Op 8 maart 1942 capituleert het KNIL in Bandoeng voor de Japanse troepen. Diezelfde dag wordt Jozef samen met zijn confrater, legeraalmoezenier Romualdus Bijlhout, krijgsgevangen genomen. Ze willen bij hun manschappen blijven, maar de Japanners – niet bekend met de functie van aalmoezenier – sturen hen als niet-militairen weg. Op 5 februari 1943 wordt Willibrordus in Soerabaja opnieuw geïnterneerd. Daar komt hij Bijlhout opnieuw tegen, samen met confrater Xaverius Vloet uit Oploo (in 1944 komt hij om het leven bij de scheepsramp van de Junyo Maru). Samen worden ze overgebracht naar het kamp in Tjimahi, waar een dusdanig ontspannen regime heerst, dat de paters er ongehinderd hun priesterlijke functies kunnen uitoefenen.

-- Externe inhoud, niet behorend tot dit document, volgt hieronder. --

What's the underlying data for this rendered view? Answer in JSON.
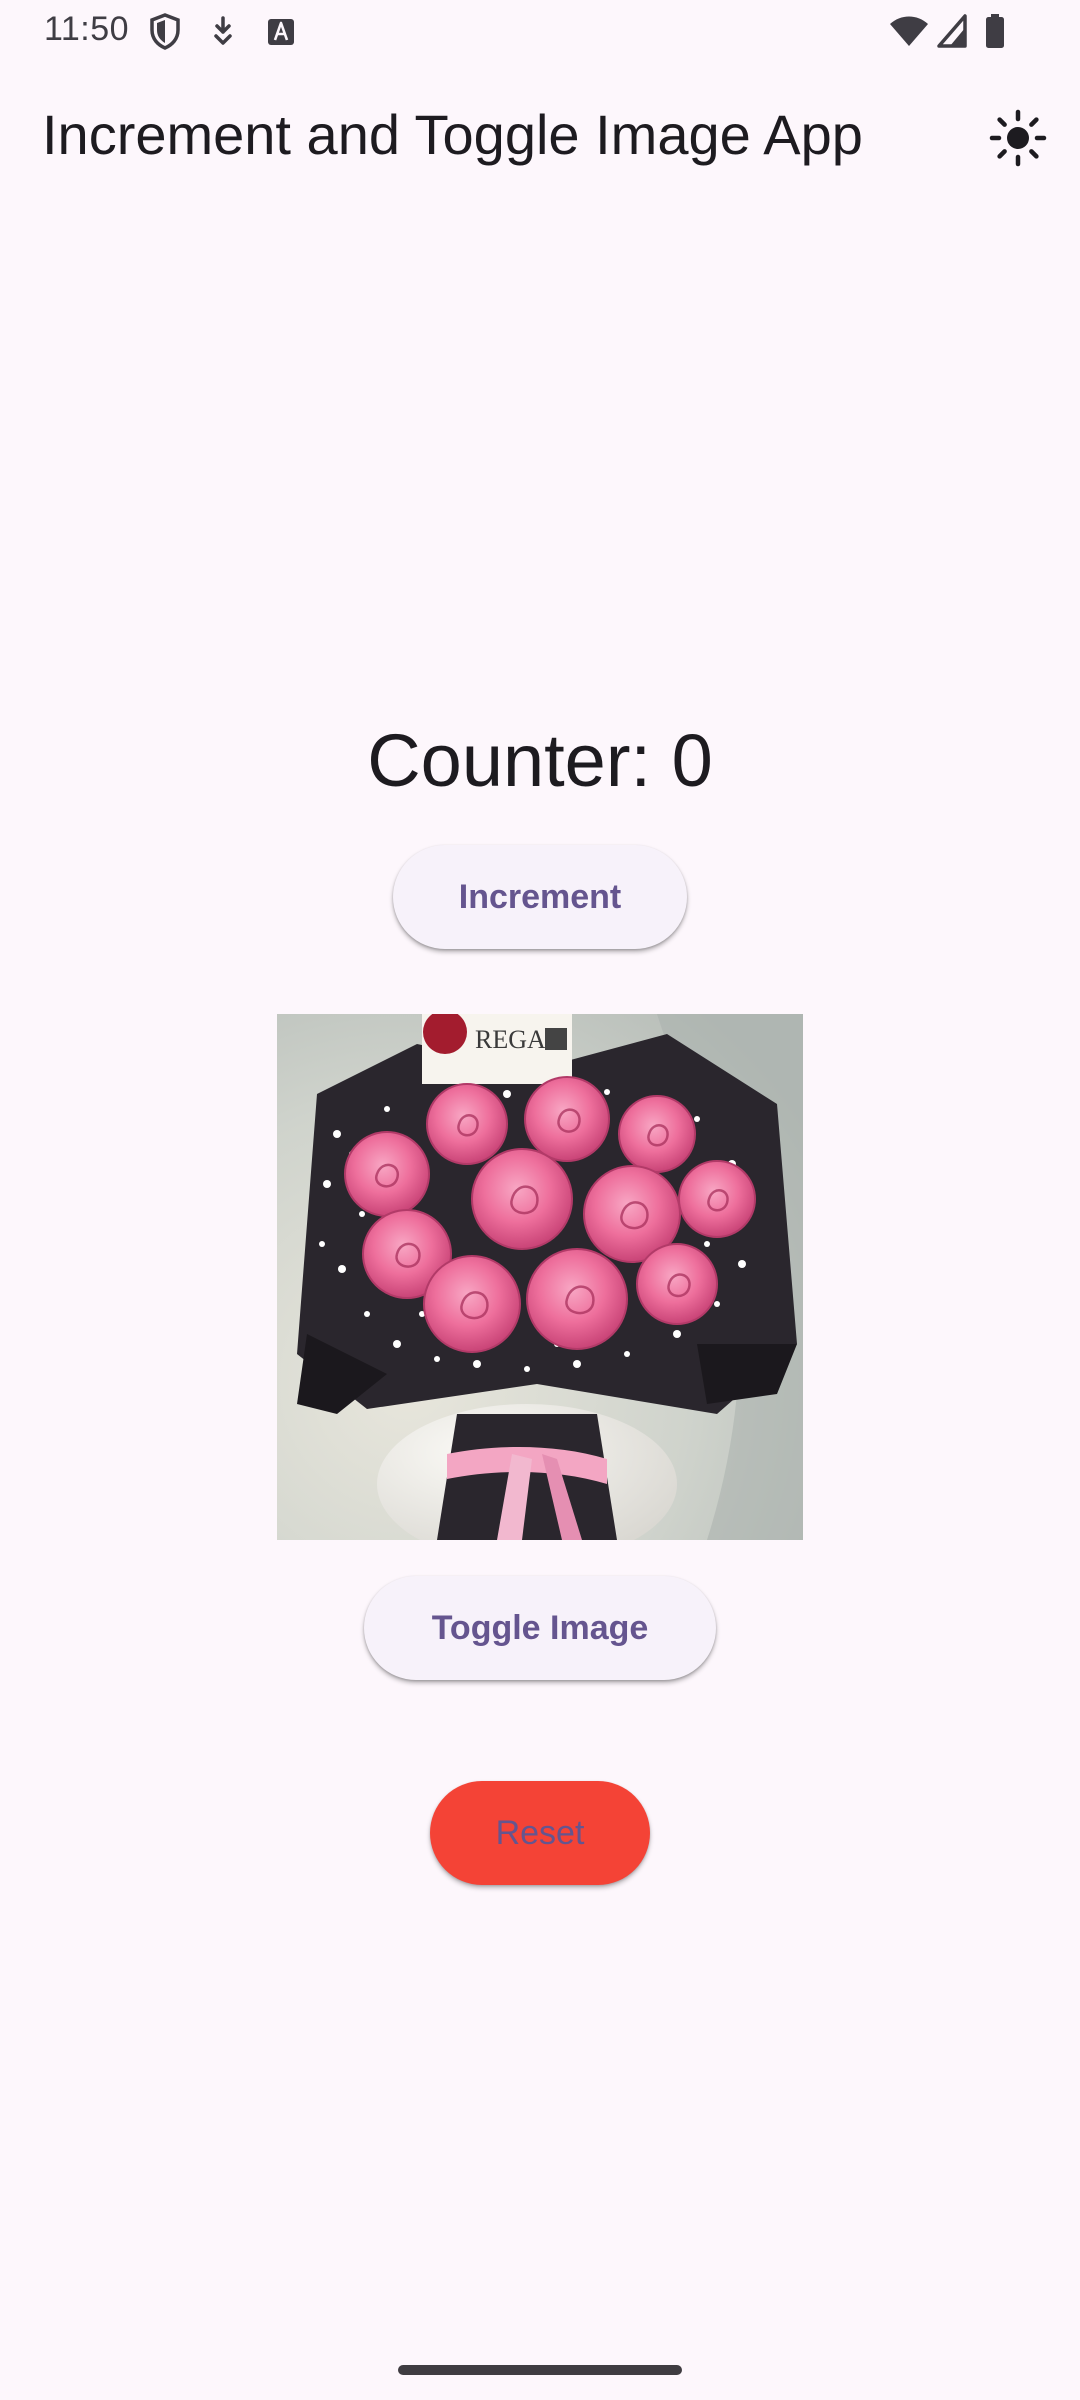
{
  "status_bar": {
    "time": "11:50",
    "left_icons": [
      "shield-icon",
      "download-badge-icon",
      "text-a-icon"
    ],
    "right_icons": [
      "wifi-icon",
      "signal-icon",
      "battery-icon"
    ]
  },
  "app_bar": {
    "title": "Increment and Toggle Image App",
    "theme_icon": "sun-icon"
  },
  "counter": {
    "label": "Counter: 0",
    "value": 0
  },
  "buttons": {
    "increment_label": "Increment",
    "toggle_label": "Toggle Image",
    "reset_label": "Reset"
  },
  "image": {
    "subject": "bouquet-of-pink-roses-image",
    "card_text": "REGAL"
  },
  "colors": {
    "background": "#fdf7fc",
    "button_text": "#65558f",
    "button_surface": "#f7f2fa",
    "reset_background": "#f44336"
  }
}
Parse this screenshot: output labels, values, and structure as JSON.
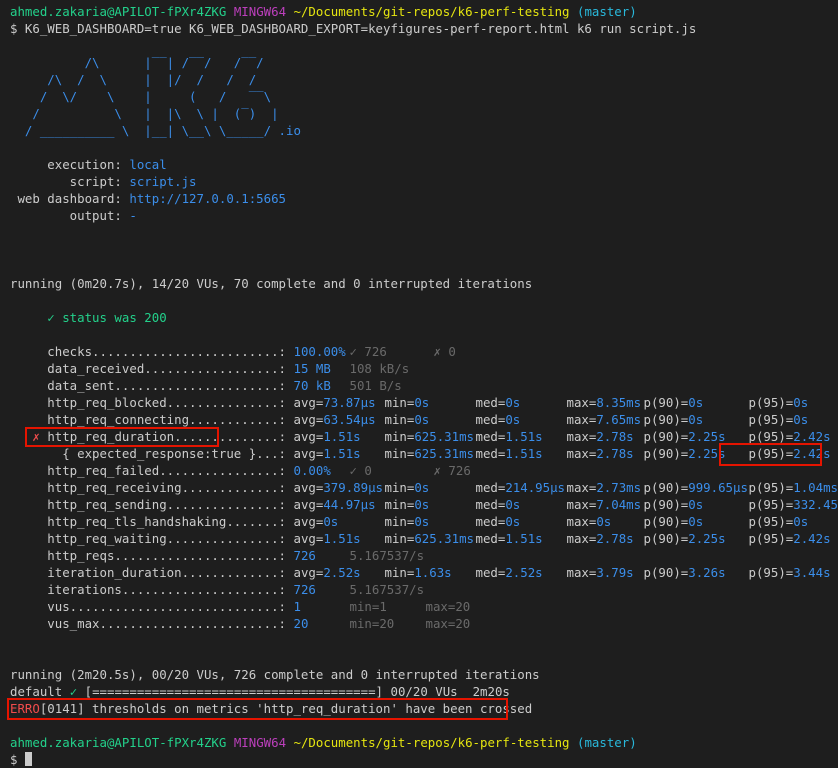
{
  "prompt1": {
    "user_host": "ahmed.zakaria@APILOT-fPXr4ZKG",
    "shell": "MINGW64",
    "path": "~/Documents/git-repos/k6-perf-testing",
    "branch": "(master)"
  },
  "command": "$ K6_WEB_DASHBOARD=true K6_WEB_DASHBOARD_EXPORT=keyfigures-perf-report.html k6 run script.js",
  "logo": [
    "          /\\      |‾‾| /‾‾/   /‾‾/",
    "     /\\  /  \\     |  |/  /   /  /",
    "    /  \\/    \\    |     (   /   ‾‾\\",
    "   /          \\   |  |\\  \\ |  (‾)  |",
    "  / __________ \\  |__| \\__\\ \\_____/ .io"
  ],
  "info": [
    {
      "key": "     execution: ",
      "value": "local"
    },
    {
      "key": "        script: ",
      "value": "script.js"
    },
    {
      "key": " web dashboard: ",
      "value": "http://127.0.0.1:5665"
    },
    {
      "key": "        output: ",
      "value": "-"
    }
  ],
  "running1": "running (0m20.7s), 14/20 VUs, 70 complete and 0 interrupted iterations",
  "check_line": "     ✓ status was 200",
  "metrics": {
    "checks": {
      "label": "     checks.........................: ",
      "value": "100.00%",
      "pass": "✓ 726",
      "fail": "✗ 0"
    },
    "data_received": {
      "label": "     data_received..................: ",
      "value": "15 MB",
      "rate": "108 kB/s"
    },
    "data_sent": {
      "label": "     data_sent......................: ",
      "value": "70 kB",
      "rate": "501 B/s"
    },
    "http_req_blocked": {
      "label": "     http_req_blocked...............: ",
      "avg": "73.87µs",
      "min": "0s",
      "med": "0s",
      "max": "8.35ms",
      "p90": "0s",
      "p95": "0s"
    },
    "http_req_connecting": {
      "label": "     http_req_connecting............: ",
      "avg": "63.54µs",
      "min": "0s",
      "med": "0s",
      "max": "7.65ms",
      "p90": "0s",
      "p95": "0s"
    },
    "http_req_duration": {
      "mark": "   ✗ ",
      "label": "http_req_duration..............: ",
      "avg": "1.51s",
      "min": "625.31ms",
      "med": "1.51s",
      "max": "2.78s",
      "p90": "2.25s",
      "p95": "2.42s"
    },
    "expected_response": {
      "label": "       { expected_response:true }...: ",
      "avg": "1.51s",
      "min": "625.31ms",
      "med": "1.51s",
      "max": "2.78s",
      "p90": "2.25s",
      "p95": "2.42s"
    },
    "http_req_failed": {
      "label": "     http_req_failed................: ",
      "value": "0.00%",
      "pass": "✓ 0",
      "fail": "✗ 726"
    },
    "http_req_receiving": {
      "label": "     http_req_receiving.............: ",
      "avg": "379.89µs",
      "min": "0s",
      "med": "214.95µs",
      "max": "2.73ms",
      "p90": "999.65µs",
      "p95": "1.04ms"
    },
    "http_req_sending": {
      "label": "     http_req_sending...............: ",
      "avg": "44.97µs",
      "min": "0s",
      "med": "0s",
      "max": "7.04ms",
      "p90": "0s",
      "p95": "332.45µs"
    },
    "http_req_tls_handshaking": {
      "label": "     http_req_tls_handshaking.......: ",
      "avg": "0s",
      "min": "0s",
      "med": "0s",
      "max": "0s",
      "p90": "0s",
      "p95": "0s"
    },
    "http_req_waiting": {
      "label": "     http_req_waiting...............: ",
      "avg": "1.51s",
      "min": "625.31ms",
      "med": "1.51s",
      "max": "2.78s",
      "p90": "2.25s",
      "p95": "2.42s"
    },
    "http_reqs": {
      "label": "     http_reqs......................: ",
      "value": "726",
      "rate": "5.167537/s"
    },
    "iteration_duration": {
      "label": "     iteration_duration.............: ",
      "avg": "2.52s",
      "min": "1.63s",
      "med": "2.52s",
      "max": "3.79s",
      "p90": "3.26s",
      "p95": "3.44s"
    },
    "iterations": {
      "label": "     iterations.....................: ",
      "value": "726",
      "rate": "5.167537/s"
    },
    "vus": {
      "label": "     vus............................: ",
      "value": "1",
      "min": "min=1",
      "max": "max=20"
    },
    "vus_max": {
      "label": "     vus_max........................: ",
      "value": "20",
      "min": "min=20",
      "max": "max=20"
    }
  },
  "stat_keys": {
    "avg": "avg=",
    "min": "min=",
    "med": "med=",
    "max": "max=",
    "p90": "p(90)=",
    "p95": "p(95)="
  },
  "running2": "running (2m20.5s), 00/20 VUs, 726 complete and 0 interrupted iterations",
  "progress": {
    "scenario": "default",
    "check": "✓",
    "bar": "[======================================]",
    "vus": "00/20 VUs",
    "elapsed": "2m20s",
    "fraction": 1.0
  },
  "error": {
    "level": "ERRO",
    "text": "[0141] thresholds on metrics 'http_req_duration' have been crossed"
  },
  "prompt2": {
    "user_host": "ahmed.zakaria@APILOT-fPXr4ZKG",
    "shell": "MINGW64",
    "path": "~/Documents/git-repos/k6-perf-testing",
    "branch": "(master)"
  },
  "final_prompt": "$",
  "highlight_color": "#e51400"
}
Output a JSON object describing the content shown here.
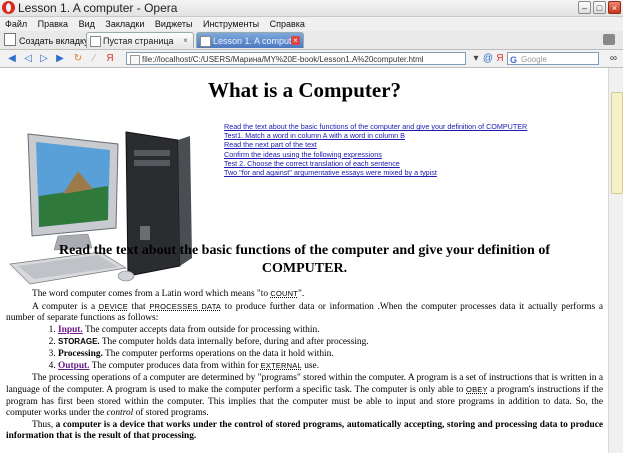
{
  "window": {
    "title": "Lesson 1. A computer - Opera"
  },
  "menu": [
    "Файл",
    "Правка",
    "Вид",
    "Закладки",
    "Виджеты",
    "Инструменты",
    "Справка"
  ],
  "tabs": {
    "new_tab_label": "Создать вкладку",
    "items": [
      {
        "label": "Пустая страница",
        "active": false
      },
      {
        "label": "Lesson 1. A computer",
        "active": true
      }
    ]
  },
  "address": {
    "url": "file://localhost/C:/USERS/Марина/MY%20E-book/Lesson1.A%20computer.html",
    "search_placeholder": "Google"
  },
  "page": {
    "title": "What is a Computer?",
    "links": [
      "Read the text about the basic functions of the computer and give your definition of COMPUTER",
      "Test1. Match a word in column A with a word in column B",
      "Read the next part of the text",
      "Confirm the ideas using the following expressions",
      "Test 2. Choose the correct translation of each sentence",
      "Two \"for and against\" argumentative essays were mixed by a typist"
    ],
    "section_heading": "Read the text about the basic functions of the computer and give your definition of COMPUTER.",
    "p1": {
      "a": "The word computer comes from a Latin word which means \"to ",
      "kw": "COUNT",
      "b": "\"."
    },
    "p2": {
      "a": "A computer is a ",
      "kw1": "DEVICE",
      "b": " that ",
      "kw2": "PROCESSES DATA",
      "c": " to produce further data or information .When the computer processes data it actually performs a number of separate functions as follows:"
    },
    "functions": [
      {
        "term": "Input.",
        "text": " The computer accepts data from outside  for processing within.",
        "style": "link"
      },
      {
        "term": "STORAGE.",
        "text": " The computer holds data internally before, during and after processing.",
        "style": "caps"
      },
      {
        "term": "Processing.",
        "text": " The computer performs operations on the data it hold within.",
        "style": "bold"
      },
      {
        "term": "Output.",
        "text": " The computer produces data from within for ",
        "kw": "EXTERNAL",
        "tail": " use.",
        "style": "link"
      }
    ],
    "p3": {
      "a": "The processing operations of a computer are determined by \"programs\" stored within the computer. A program is a set of instructions that is written in a language of the computer. A program is used to make the computer perform a specific task. The computer is only able to ",
      "kw1": "OBEY",
      "b": " a program's instructions if the program has first been stored within the computer. This implies that the computer must be able to input and store programs in addition to data. So, the computer works under the ",
      "kw2": "control",
      "c": " of stored programs."
    },
    "p4": {
      "a": "Thus, ",
      "b": "a computer is a device that works under the control of stored programs, automatically accepting, storing and processing data to produce information that is the result of that processing."
    }
  },
  "icons": {
    "app": "opera-logo-icon",
    "back": "back-arrow-icon",
    "forward": "forward-arrow-icon",
    "reload": "reload-icon",
    "wand": "wand-icon",
    "yandex": "yandex-icon",
    "search": "google-icon",
    "zoom": "glasses-icon"
  },
  "colors": {
    "link": "#1a1ab0",
    "visited_keyword": "#6a1a8a",
    "scroll_thumb": "#f5f0c6"
  }
}
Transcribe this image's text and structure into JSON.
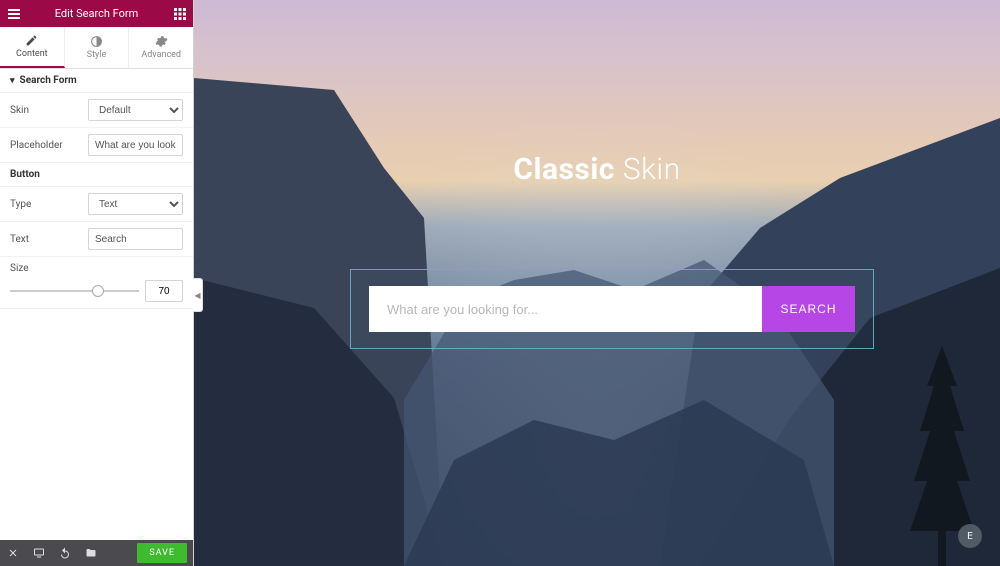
{
  "panel": {
    "title": "Edit Search Form",
    "tabs": {
      "content": "Content",
      "style": "Style",
      "advanced": "Advanced"
    },
    "section_title": "Search Form",
    "controls": {
      "skin_label": "Skin",
      "skin_value": "Default",
      "placeholder_label": "Placeholder",
      "placeholder_value": "What are you looking f",
      "button_subsection": "Button",
      "type_label": "Type",
      "type_value": "Text",
      "text_label": "Text",
      "text_value": "Search",
      "size_label": "Size",
      "size_value": "70"
    },
    "footer": {
      "save_label": "SAVE"
    }
  },
  "canvas": {
    "title_bold": "Classic",
    "title_light": "Skin",
    "search_placeholder": "What are you looking for...",
    "search_button": "SEARCH",
    "badge": "E"
  },
  "colors": {
    "accent_button": "#b646e6",
    "panel_header": "#9b0a46",
    "save_button": "#3fbb2f"
  }
}
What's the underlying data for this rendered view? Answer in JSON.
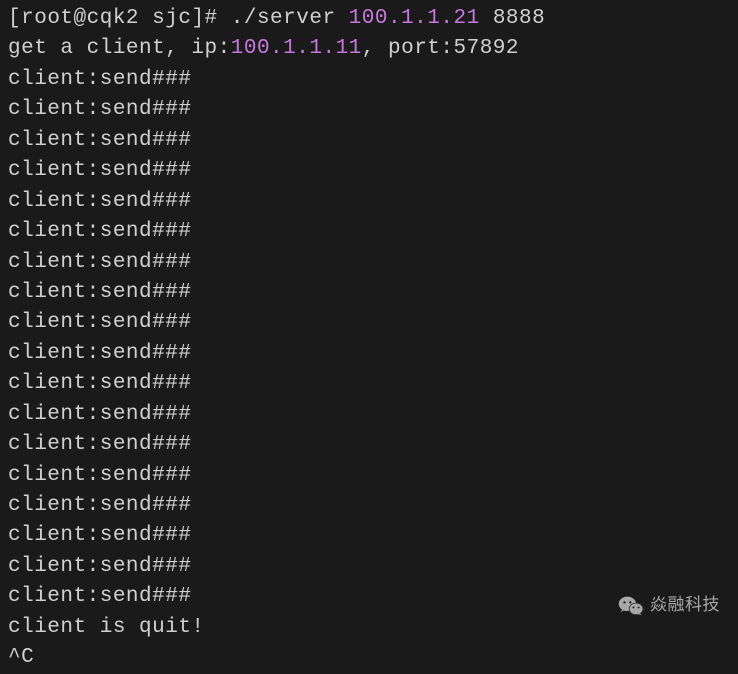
{
  "prompt": {
    "open_bracket": "[",
    "user_host": "root@cqk2 sjc",
    "close_bracket": "]# ",
    "command": "./server ",
    "ip_arg": "100.1.1.21",
    "space": " ",
    "port_arg": "8888"
  },
  "client_info": {
    "prefix": "get a client, ip:",
    "ip": "100.1.1.11",
    "suffix": ", port:57892"
  },
  "send_lines": [
    "client:send###",
    "client:send###",
    "client:send###",
    "client:send###",
    "client:send###",
    "client:send###",
    "client:send###",
    "client:send###",
    "client:send###",
    "client:send###",
    "client:send###",
    "client:send###",
    "client:send###",
    "client:send###",
    "client:send###",
    "client:send###",
    "client:send###",
    "client:send###"
  ],
  "quit_line": "client is quit!",
  "interrupt": "^C",
  "watermark": {
    "text": "焱融科技"
  }
}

Na de oorlog treedt Willibrordus in februari 1946, tegen de achtergrond van de nieuwe revolutionaire onlusten in Nederlands-Indië, opnieuw tot het KNIL toe als legeraalmoezenier. Op 17 september 1946 komt hij echter na een kort ziekbed plotseling te overlijden. Pater Willibrordus wordt 43 jaar oud.
Vanwege zijn populariteit en zijn moed – hij stond bij de acties vooraan in de strijd en was in de krijgsgevangenkamp een steun en toeverlaat voor de troepen – wordt hij met militaire eer begraven in Batavia. Hij vindt zijn laatste rustplaats daar op het Nederlands ereveld Menteng Pulo.